Отмеченные светлой грустью письма к княгине Шаховской, в которую был влюблен, несмотря на 24 года разницы в возрасте, чьи «золотистые плечи в вечернем солнце Москвы» и сладкие объятия одиноко и печально вспоминал в неприютном Париже, — вызывают в памяти переписку Бальзака с Ганской или Мериме с незнакомкой.
Радостное воспоминание последних дней октября: буровато-серая, с грациозно-красивой шеей дикая гусочка, щиплюшая зеленую траву на подстриженном городском газоне неподалеку от высотного дома на Юбилейной площади, об антенны которого, горемыка, поранила крыло. Долго ли проживет она, одинокая, в центре города, где такая уйма собак и кошек?
Вспомнился и отшельник-аист, увиденный в холодную октябрьскую пору на плесе среди густого тростника на речке Ясельде во время моего давнишнего путешествия по Полесью.
С горечью думаешь, что птицы, как и затерявшиеся в войну дети, которые в потоке гонимых страхом беженцев отбились от семьи, брошены на произвол судьбы.

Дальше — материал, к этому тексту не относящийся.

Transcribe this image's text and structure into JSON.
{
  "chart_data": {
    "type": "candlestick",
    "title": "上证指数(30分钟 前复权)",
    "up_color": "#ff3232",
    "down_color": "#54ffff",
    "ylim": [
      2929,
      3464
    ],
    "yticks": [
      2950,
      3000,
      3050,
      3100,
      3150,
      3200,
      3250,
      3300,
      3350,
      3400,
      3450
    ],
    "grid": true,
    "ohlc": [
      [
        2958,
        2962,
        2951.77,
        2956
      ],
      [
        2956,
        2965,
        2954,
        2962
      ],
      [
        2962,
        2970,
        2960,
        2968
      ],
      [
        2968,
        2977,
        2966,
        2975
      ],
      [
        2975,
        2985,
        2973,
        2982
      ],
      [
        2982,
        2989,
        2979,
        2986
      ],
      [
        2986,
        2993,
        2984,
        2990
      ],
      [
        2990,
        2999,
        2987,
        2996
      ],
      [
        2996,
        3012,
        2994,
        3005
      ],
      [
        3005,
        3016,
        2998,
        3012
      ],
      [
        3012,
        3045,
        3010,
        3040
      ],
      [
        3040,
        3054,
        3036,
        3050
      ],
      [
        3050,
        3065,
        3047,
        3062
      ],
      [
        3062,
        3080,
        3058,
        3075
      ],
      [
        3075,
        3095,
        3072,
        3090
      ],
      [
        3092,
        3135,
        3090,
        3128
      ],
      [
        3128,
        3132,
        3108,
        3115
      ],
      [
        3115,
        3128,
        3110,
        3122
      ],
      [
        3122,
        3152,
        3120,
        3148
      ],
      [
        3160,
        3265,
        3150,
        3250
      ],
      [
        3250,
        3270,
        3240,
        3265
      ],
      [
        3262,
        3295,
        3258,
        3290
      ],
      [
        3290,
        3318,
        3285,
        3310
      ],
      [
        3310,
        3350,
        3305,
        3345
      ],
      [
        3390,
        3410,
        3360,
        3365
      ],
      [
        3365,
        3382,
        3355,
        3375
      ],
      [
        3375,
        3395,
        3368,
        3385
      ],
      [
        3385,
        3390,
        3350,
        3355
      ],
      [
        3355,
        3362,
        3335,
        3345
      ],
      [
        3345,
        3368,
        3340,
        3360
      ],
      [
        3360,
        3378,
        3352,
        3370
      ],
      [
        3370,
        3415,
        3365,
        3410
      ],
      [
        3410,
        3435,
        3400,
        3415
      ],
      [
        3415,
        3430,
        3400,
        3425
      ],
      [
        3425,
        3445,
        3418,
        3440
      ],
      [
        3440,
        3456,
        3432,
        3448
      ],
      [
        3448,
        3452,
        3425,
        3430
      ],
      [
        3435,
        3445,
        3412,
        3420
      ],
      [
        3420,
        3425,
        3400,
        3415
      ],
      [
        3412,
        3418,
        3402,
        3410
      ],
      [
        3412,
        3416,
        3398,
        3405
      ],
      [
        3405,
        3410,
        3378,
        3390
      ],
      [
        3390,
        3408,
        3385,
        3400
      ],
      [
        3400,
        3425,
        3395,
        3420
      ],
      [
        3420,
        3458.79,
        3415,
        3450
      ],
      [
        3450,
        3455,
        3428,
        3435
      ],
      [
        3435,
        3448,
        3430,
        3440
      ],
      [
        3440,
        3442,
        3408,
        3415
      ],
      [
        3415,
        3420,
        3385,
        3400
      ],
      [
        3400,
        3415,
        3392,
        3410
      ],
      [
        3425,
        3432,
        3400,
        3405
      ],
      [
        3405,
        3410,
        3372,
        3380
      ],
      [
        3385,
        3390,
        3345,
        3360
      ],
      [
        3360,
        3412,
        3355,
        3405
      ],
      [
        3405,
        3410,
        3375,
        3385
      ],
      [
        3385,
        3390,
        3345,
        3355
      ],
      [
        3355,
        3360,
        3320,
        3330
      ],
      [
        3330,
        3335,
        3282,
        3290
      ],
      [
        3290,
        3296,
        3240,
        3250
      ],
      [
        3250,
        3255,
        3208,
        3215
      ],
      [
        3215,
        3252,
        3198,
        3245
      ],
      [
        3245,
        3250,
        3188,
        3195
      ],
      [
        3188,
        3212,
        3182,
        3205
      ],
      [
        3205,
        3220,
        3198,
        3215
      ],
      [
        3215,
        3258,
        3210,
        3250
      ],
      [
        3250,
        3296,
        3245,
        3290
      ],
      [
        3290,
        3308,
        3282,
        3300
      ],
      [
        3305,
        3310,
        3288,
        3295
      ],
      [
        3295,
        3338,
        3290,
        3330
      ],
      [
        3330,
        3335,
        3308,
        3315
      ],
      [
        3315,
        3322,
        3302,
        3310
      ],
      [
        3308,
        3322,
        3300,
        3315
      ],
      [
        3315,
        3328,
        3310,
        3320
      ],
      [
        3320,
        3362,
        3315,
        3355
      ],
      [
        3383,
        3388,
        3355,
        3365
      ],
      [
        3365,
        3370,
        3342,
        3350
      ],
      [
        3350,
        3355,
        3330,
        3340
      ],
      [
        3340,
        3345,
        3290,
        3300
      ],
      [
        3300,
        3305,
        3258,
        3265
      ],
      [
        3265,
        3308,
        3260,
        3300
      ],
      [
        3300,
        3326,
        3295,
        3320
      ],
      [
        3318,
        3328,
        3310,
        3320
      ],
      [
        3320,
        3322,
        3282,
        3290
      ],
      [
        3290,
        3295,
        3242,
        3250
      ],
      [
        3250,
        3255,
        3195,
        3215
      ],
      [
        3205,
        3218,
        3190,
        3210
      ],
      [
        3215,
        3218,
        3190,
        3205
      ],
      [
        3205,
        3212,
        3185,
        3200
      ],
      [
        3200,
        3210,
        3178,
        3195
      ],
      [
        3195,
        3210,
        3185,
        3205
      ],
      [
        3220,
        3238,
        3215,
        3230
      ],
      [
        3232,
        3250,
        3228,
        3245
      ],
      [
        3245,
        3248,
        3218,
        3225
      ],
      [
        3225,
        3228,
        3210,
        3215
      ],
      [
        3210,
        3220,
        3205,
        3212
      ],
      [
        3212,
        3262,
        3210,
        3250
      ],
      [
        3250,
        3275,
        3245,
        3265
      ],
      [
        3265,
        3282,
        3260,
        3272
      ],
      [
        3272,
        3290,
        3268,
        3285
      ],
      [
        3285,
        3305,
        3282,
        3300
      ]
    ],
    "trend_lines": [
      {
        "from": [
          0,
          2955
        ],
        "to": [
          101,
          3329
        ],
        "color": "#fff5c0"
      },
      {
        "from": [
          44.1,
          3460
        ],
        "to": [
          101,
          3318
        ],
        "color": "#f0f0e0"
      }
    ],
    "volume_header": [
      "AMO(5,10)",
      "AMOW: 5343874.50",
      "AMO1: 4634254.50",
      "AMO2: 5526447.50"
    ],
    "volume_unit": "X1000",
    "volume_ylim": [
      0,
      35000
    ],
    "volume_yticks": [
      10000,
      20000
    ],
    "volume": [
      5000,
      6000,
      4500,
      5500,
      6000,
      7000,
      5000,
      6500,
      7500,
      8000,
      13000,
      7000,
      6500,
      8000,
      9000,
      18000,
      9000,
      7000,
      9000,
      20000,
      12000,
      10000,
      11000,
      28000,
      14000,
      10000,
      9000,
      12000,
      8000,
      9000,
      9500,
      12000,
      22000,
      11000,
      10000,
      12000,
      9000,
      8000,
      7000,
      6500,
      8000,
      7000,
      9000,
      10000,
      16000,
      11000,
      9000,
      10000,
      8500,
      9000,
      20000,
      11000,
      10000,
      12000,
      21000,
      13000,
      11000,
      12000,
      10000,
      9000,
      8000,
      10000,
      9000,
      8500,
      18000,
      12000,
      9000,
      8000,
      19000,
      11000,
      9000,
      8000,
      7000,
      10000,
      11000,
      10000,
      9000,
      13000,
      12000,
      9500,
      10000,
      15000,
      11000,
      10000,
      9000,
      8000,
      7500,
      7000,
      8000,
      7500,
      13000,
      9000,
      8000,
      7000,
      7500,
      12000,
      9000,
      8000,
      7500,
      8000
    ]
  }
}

Припоминается беженская эпопея моего деда Янки Шайбака, который, посадив на воз младших детей, тронулся вместе со всею деревней в белый свет. В Кошелевском лесу перед Новогрудком, где застрял и остановился на ночлег беженский обоз, от воза отбился трехлетий мальчонка, мой будущий дядя Юзеп. Его всю ночь искали в сутолоке людей, тесно сбившихся подвод, в темноте осеннего леса и, найдя уже под утро, решили вернуться домой, Как припоминала мать, остальные Шайбаки — дедов женатый брат Иосиф, незамужняя сестра Розалия (Разэля) — поехали дальше. Судьба беженцев забросила их ни много ни мало на Волгу, в мордовский город Бугуруслан.